Eye tracking will enable AR developers to provide focused rendering to their users. AR applications with eye tracking integration can show overlays only for the area the user is staring at, and hide the rest of the AR objects or make them semi-transparent to avoid blocking the user’s vision.
For instance, doctors or medics wearing smart glasses will be able to see the vital signs of patients only when they direct their gaze at them as opposed to seeing a bunch of figures floating in the corner of their field of vision all the time. Likewise, an AR application for watching sports will display the full stats of players when the user looks at them, and fade them when the user’s gaze drifts away.
Focused rendering is the AR equivalent of VR’s foveated rendering.
A more interactive experience
When knowing where the user is looking, AR and VR applications can provide a richer experience. For instance, in VR gaming, characters can react when the player makes eye contact or when they stare at sensitive locations, such as a character’s purse. In multiuser VR environments, avatars will be able to reflect users’ gazes as opposed to looking like zombies with blank stares.
In AR applications, overlay objects will be able to react to the user’s gaze, such as becoming animated, performing functions or altering their visibility status.
Another problem that being able to interact with the virtual environment through eye movements solves is that of controllers. Due to the limited field of view of current headsets, hand controllers require users to keep their hands outstretched to become visible in the display. This can cause cramps and fatigue in long periods of use. Eye tracking can give users a second medium to interact with VR and AR environments, minimizing the need for hand controllers.
Less physical and eye strain on the user
In real life, we can change the direction of our view by moving our eyes sideways or vertically. But in AR and VR headsets that don’t have eye tracking capability, users must move their entire heads to shift their view. This puts a lot of strain on the neck of users, especially as they have to support the weight of the headsets as well as constantly tilt their heads in different directions.
This can become an issue in work conditions, where users have to wear the headsets for long periods, and in fast-paced gaming action, where users constantly have to look in different directions.
Moreover, the lack of sync between the graphics the eye movements can create artifacts that will make the user uncomfortable.
Adding eye tracking to AR and VR headsets will make sure that users get as natural an experience as they can. Consequently, they’ll be able to use the headsets for longer periods and suffer less strain on the head and neck.
Valuable eye data
Eye tracking devices generate a lot of valuable data about the eye movements of users. For instance, in medical and educational AR and VR applications, eye tracking can help spot pain points and help direct users’ attention where it matters.
Eye tracking data also has analytical value and help application developers obtain valuable insights about how users view and interact with the virtual environments of AR and VR applications.

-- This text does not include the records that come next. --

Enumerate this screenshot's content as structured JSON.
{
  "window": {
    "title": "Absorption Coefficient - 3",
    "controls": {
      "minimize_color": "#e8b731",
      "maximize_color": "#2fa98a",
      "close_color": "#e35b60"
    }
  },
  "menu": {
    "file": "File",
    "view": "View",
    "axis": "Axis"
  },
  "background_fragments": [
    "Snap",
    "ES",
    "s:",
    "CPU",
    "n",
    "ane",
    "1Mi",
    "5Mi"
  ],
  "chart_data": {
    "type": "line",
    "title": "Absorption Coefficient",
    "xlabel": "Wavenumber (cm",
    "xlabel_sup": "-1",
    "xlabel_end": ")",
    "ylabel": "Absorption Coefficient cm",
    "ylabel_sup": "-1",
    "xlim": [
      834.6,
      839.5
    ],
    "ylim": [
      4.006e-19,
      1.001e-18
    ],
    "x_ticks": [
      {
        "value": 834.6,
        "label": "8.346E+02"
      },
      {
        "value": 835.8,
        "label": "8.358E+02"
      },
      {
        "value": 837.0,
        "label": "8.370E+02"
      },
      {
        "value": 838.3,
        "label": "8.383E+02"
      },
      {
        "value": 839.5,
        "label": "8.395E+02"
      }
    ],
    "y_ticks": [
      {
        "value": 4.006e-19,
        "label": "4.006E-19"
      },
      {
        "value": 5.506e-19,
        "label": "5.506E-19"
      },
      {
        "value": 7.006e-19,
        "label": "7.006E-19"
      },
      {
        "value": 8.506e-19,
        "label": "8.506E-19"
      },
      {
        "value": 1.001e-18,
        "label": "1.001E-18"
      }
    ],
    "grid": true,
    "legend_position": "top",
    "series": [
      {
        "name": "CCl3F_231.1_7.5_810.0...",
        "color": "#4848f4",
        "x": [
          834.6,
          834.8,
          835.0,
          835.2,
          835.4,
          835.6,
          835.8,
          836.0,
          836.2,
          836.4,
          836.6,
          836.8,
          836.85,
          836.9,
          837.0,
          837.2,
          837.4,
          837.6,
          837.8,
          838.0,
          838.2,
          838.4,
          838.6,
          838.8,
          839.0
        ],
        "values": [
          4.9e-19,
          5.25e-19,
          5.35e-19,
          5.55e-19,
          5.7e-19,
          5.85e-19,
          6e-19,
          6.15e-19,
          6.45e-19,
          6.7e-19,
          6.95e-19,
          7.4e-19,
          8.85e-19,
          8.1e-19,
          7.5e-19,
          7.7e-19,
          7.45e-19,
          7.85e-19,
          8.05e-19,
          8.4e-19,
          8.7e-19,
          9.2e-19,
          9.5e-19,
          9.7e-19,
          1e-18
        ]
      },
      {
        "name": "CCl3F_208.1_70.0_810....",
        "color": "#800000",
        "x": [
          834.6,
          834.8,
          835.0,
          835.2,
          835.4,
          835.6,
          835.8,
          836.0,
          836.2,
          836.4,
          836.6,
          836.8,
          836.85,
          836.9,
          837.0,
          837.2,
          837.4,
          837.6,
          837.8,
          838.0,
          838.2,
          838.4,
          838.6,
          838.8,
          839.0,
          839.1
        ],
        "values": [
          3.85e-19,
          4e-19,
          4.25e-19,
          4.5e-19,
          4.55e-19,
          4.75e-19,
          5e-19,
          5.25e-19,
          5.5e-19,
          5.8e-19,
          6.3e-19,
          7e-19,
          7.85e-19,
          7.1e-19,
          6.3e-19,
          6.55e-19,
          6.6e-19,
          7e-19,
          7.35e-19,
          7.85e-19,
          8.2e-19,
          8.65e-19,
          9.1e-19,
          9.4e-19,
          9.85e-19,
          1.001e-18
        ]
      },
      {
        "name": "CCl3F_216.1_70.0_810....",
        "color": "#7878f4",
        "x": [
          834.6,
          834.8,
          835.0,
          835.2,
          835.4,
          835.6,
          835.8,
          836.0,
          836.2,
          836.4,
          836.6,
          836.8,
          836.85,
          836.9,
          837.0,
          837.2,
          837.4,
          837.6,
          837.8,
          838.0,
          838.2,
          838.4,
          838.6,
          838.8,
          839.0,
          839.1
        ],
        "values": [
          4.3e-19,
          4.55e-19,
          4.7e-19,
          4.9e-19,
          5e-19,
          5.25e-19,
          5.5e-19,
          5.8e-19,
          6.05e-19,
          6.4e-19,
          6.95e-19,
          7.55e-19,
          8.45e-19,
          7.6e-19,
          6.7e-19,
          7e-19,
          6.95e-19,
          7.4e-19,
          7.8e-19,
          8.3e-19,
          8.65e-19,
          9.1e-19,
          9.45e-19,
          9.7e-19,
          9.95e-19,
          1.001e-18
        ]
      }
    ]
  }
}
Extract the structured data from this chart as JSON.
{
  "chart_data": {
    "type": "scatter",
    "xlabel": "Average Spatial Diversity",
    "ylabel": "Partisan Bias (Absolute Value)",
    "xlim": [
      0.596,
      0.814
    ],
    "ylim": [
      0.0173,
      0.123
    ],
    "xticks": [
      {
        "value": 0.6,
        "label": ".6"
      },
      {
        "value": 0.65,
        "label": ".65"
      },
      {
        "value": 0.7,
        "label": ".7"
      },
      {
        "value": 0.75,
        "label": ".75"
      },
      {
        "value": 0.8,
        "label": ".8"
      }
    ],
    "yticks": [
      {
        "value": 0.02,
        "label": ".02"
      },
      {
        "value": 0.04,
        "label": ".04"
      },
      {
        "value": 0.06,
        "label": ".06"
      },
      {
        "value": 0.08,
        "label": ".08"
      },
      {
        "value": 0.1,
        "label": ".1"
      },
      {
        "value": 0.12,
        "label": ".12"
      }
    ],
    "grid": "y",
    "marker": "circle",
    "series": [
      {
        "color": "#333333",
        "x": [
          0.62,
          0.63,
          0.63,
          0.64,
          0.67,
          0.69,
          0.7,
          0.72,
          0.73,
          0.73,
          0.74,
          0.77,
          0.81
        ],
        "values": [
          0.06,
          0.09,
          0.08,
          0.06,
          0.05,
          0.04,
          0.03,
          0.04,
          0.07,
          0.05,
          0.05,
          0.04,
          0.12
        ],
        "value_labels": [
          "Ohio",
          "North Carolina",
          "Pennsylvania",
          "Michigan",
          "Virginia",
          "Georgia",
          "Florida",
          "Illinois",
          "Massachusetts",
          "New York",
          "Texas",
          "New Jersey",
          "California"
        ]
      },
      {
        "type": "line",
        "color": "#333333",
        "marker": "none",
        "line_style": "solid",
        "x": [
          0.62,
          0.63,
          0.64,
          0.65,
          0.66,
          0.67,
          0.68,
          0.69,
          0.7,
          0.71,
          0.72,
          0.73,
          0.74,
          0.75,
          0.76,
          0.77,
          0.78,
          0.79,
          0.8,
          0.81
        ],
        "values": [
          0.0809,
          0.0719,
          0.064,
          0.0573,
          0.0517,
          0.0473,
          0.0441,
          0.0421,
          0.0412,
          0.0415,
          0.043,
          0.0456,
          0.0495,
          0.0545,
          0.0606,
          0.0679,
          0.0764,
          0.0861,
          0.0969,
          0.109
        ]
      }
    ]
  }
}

However, one important consideration is the invasive uses of eye tracking data. Advertisers would want to access the information in order to optimize ad placements, which can become annoying if used aggressively.
Eye tracking data also brings along privacy concerns. Users might not want some cloud server store information about where their gaze lingers and what objects they like to stare at. That’s why developers should explicitly ask users for permission before collecting data from eye tracking devices .
The future of AR and VR
There are already several manufacturers that are integrating eye tracking technology into their future AR and VR headsets. We’re also seeing new mobile devices that come packed with eye tracking capability, which will help provide the same capabilities for mobile AR and VR headsets.
The AR/VR industry is still nascent (at least this iteration of headsets is still in its early stages), and it will undergo a lot of change down the road. Eye tracking integration is just the beginning.